What's funny about the difference between those two reactions is the timing involved. You're usually only impressed with a game's visuals when you first see them. It's only later, sometimes weeks, sometimes months, sometimes years down the track that you can appreciate the other advances a hardware generation has made for games.
So with the PS4 only having just been announced, and the next Xbox yet to come, we've only got the visuals to be impressed by. Only our most immediate and superficial impressions. And the graphics haven't been that impressive. Sure, they're better than what you'd see on a PS3, but as most people are probably aware, we're in the field of diminishing returns with each leap in hardware since the dawn of the 3D age in the mid-90s. We'll likely never be as floored as we were when the PlayStation, N64 and Saturn rolled around, because we'll likely never experience such a sharp shift in the way our games can be played. Mehs are to be expected.
Killzone's PS4 gameplay looked fantastic, then, but as many PC gamers currently playing through Crysis 3—or even modded versions of older games—could tell you, it wasn't that great. It doesn't take a visit to too many forums, or comments sections, or Twitter feeds to pick up on the fact that many gamers just aren't that excited about the graphics of the games shown so far for the PS4. The next Xbox likely won't be much different.
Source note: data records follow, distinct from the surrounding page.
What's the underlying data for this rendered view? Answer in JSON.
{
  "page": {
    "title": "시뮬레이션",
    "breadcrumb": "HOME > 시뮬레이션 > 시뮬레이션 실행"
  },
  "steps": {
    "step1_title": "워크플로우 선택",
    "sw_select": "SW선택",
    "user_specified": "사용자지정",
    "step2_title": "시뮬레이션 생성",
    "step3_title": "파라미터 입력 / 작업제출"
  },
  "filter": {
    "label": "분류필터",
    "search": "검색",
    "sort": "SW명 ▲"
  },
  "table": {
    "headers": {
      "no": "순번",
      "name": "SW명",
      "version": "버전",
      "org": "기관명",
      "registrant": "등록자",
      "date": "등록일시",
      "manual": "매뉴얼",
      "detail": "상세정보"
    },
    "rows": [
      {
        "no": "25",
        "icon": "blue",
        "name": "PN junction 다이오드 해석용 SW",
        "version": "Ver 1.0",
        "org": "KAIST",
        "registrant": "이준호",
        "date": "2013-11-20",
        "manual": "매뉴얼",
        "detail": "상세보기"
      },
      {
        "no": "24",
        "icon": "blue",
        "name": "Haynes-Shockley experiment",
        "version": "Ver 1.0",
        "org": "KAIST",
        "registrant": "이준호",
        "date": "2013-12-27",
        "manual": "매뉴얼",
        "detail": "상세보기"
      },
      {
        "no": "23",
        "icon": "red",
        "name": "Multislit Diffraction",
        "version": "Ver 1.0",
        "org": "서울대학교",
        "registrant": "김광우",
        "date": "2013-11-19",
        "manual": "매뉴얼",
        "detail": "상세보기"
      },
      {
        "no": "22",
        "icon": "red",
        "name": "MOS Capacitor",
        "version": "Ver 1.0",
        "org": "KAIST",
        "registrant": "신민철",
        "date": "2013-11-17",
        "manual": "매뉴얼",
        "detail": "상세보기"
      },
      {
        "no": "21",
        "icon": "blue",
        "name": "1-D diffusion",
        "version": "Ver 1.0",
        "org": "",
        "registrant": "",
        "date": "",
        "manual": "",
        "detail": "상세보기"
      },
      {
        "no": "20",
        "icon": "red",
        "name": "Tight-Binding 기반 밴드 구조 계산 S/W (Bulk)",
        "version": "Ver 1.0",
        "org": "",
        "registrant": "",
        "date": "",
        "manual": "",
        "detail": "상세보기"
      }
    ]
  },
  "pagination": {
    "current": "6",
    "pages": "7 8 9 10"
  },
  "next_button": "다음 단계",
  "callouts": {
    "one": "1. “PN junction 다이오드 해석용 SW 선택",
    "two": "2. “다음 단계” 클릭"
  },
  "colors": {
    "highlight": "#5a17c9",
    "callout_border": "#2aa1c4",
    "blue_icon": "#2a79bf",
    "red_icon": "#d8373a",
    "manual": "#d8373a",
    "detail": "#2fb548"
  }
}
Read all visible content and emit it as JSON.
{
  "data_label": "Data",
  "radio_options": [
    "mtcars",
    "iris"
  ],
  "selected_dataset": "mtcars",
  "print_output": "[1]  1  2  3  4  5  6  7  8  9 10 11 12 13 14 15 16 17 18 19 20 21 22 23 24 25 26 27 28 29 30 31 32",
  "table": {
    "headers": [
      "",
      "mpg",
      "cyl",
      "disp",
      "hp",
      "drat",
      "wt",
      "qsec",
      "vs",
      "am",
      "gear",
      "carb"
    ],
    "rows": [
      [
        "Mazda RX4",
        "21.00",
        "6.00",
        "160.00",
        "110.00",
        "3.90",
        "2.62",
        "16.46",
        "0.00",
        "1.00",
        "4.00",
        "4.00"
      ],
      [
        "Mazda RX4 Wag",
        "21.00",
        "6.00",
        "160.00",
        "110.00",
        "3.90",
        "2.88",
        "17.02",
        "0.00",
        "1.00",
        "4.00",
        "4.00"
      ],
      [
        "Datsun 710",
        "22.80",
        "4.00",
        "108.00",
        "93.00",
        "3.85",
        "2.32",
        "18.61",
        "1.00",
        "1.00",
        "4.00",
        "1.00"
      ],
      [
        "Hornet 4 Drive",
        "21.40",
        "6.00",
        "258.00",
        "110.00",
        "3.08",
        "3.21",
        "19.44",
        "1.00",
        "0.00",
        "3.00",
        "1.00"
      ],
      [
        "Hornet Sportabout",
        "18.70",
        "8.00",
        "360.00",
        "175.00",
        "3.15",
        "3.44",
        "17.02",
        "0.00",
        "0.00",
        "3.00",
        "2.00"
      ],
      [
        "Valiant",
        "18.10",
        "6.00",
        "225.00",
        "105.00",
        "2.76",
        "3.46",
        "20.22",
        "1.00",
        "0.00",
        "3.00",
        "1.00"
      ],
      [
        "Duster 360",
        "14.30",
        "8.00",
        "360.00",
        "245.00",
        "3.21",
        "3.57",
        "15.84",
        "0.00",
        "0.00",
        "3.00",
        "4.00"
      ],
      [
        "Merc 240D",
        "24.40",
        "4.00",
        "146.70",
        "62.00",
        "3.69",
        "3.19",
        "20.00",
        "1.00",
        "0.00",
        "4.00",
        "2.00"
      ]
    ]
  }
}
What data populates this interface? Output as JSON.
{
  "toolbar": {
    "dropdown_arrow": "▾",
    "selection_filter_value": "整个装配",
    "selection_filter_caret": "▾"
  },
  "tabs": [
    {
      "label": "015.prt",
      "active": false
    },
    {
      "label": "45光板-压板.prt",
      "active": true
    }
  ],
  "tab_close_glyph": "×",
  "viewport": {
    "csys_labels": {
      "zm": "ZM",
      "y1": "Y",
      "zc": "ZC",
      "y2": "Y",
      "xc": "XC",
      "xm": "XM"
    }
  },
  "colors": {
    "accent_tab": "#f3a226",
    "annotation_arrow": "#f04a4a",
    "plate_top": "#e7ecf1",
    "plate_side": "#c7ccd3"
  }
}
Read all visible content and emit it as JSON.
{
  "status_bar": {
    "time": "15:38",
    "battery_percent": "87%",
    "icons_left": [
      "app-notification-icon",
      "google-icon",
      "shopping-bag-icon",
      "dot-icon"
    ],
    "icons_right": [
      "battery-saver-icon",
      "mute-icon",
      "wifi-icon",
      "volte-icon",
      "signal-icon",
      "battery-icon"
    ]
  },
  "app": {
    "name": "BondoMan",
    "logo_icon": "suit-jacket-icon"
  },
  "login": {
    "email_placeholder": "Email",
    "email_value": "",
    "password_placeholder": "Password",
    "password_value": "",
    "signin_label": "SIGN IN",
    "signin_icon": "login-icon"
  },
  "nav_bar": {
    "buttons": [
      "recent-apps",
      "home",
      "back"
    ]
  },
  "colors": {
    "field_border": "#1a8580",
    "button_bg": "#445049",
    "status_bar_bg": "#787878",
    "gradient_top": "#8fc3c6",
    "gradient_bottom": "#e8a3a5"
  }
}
Despite the incremental advance in visuals, though, these new machines are still a lot more powerful than their predecessors. So remember: that power is going to be put to use on more - and dare I say more important - things than just how pretty things look.
It'll mean bigger worlds. Smoother, more seamless animations. More believable AI. More realistic physics. More characters on screen, more things to kill/solve/race, more realistic handling, just generally more.
As an example, let's look back to the earliest years of the current generation, at the two games I think best exemplify what a real advance in hardware is capable of. The first is Dead Rising. It looked...OK, but the way it managed to include so many damn zombies on the screen at once created a unique and brand new experience the likes we'd never seen before. Mostly because older hardware simply couldn't do it. The second is Grand Theft Auto IV for similar reasons; sure, there had been GTA games on older consoles, but the level of fidelity and life Rockstar built into Liberty City made full use of the hardware for more than just prettier cars.
Those are the kind of games to look forward to. Not the initial batch of generational cross-overs, those sexy cinematic trailers shown at press conferences which are basically prettier editions of things you can already play. If you want to get excited about something in the future, get excited about the games we see in a year or two that use the new console's power to the full extent.
Just think: if the epic Skyrim could run on hardware released in 2005, imagine how big the world could be, and believable the characters feel, in an Elder Scrolls game running on hardware released in 2013.